Regardez votre feuille d’enregistrement de données une fois de plus et calculez le nombre total de colonisateurs pour chaque valeur dans le nombre d’espèces au début de la colonne ronde.
Enregistrez ces valeurs dans la colonne « Tentatives de colonisation réussies » du tableau de calcul du taux de colonisation approprié.
Divisez les tentatives de colonisation réussies par les tentatives de colonisation pour chaque valeur d’espèce initiale et notez-la dans la colonne « Taux de colonisation » du tableau de calcul du taux de colonisation approprié.
Répétez le processus de détermination du taux de colonisation pour tous les essais de l’île.
Pour calculer le taux d’extinction de chacun des essais, retournez à la feuille d’enregistrement des données de l’essai sur une île presque grande. Comptez le nombre de fois où le nombre d’espèces après la colonisation a correspondu à chaque nombre de 1 à 12, comme décrit précédemment.
Pour calculer les tentatives d’extinction, multipliez la valeur dans les cellules « Rondes avec autant d’espèces » par 1 si la valeur de l’espèce après la colonisation est de 0 à 2, par 2 si la valeur est de 3 à 8, et par 3 si la valeur est de 9 ou plus. REMARQUE : Ces valeurs correspondent au nombre de fois que le dé a été lancé lors de la simulation d’extinction.
Ensuite, à l’aide des données contenues dans la feuille d’enregistrement des données, comptez le nombre d’extinctions qui se sont produites pour chaque valeur dans la colonne « Nombre d’espèces après la colonisation ».
Enregistrez ces valeurs dans la colonne « Extinctions » du tableau de calcul du taux d’extinction approprié.
Enregistrez ces valeurs dans la colonne « Extinctions » du tableau de calcul du taux d’extinction approprié.
Répétez le processus de calcul du taux d’extinction pour tous les essais sur l’île.
Après cela, tracez les taux de colonisation et d’extinction en fonction du nombre d’espèces pour chacune des stations insulaires.

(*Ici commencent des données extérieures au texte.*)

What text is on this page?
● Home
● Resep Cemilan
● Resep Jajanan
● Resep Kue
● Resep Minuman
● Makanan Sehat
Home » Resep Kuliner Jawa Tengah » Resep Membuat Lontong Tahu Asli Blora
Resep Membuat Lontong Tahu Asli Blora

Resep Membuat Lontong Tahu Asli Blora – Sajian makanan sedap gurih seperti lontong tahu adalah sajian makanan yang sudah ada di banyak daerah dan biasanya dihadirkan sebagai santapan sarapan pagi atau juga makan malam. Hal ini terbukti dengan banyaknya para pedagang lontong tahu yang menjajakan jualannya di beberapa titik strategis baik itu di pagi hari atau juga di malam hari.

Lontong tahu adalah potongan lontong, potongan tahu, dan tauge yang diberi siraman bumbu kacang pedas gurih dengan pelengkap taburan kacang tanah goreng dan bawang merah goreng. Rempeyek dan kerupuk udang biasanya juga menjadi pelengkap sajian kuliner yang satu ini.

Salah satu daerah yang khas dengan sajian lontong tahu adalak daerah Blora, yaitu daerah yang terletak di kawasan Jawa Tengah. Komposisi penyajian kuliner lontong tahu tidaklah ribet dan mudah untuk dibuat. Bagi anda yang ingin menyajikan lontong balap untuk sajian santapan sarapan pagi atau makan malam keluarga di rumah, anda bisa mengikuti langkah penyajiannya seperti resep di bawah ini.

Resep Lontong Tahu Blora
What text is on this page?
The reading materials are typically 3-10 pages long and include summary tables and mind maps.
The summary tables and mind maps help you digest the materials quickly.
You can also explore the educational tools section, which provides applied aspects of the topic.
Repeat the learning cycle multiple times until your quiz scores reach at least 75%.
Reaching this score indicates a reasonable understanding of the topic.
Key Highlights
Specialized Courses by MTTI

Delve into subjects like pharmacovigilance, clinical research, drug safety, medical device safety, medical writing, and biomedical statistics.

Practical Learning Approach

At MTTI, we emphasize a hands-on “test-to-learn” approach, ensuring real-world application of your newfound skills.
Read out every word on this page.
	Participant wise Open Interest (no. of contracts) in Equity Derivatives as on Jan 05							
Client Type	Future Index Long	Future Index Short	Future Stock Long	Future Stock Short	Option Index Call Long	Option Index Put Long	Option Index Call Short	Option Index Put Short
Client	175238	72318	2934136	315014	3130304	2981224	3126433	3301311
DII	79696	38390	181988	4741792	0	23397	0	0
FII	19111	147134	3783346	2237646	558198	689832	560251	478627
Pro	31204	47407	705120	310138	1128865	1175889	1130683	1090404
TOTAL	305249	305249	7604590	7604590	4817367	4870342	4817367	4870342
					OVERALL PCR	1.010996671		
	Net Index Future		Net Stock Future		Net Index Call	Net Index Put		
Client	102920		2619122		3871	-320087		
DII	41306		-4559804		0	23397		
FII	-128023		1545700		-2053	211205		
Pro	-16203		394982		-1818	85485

Tracez les lignes les mieux ajustées pour les taux de colonisation et d’extinction dans chacun des quatre graphiques.
Compare le taux de colonisation entre les îles proches et éloignées. Déterminez la distance qui a eu un plus grand équilibre dynamique des espèces et développez une hypothèse pour expliquer votre observation.
Ensuite, comparez les taux d’extinction entre les grandes et les petites îles. Déterminez la taille qui avait un plus grand nombre d’espèces à l’équilibre dynamique.
Observez les pentes des taux de colonisation dans les parcelles. Déterminez s’ils sont positifs ou négatifs.
Observez les pentes des taux d’extinction dans les parcelles. Déterminez s’ils sont positifs ou négatifs.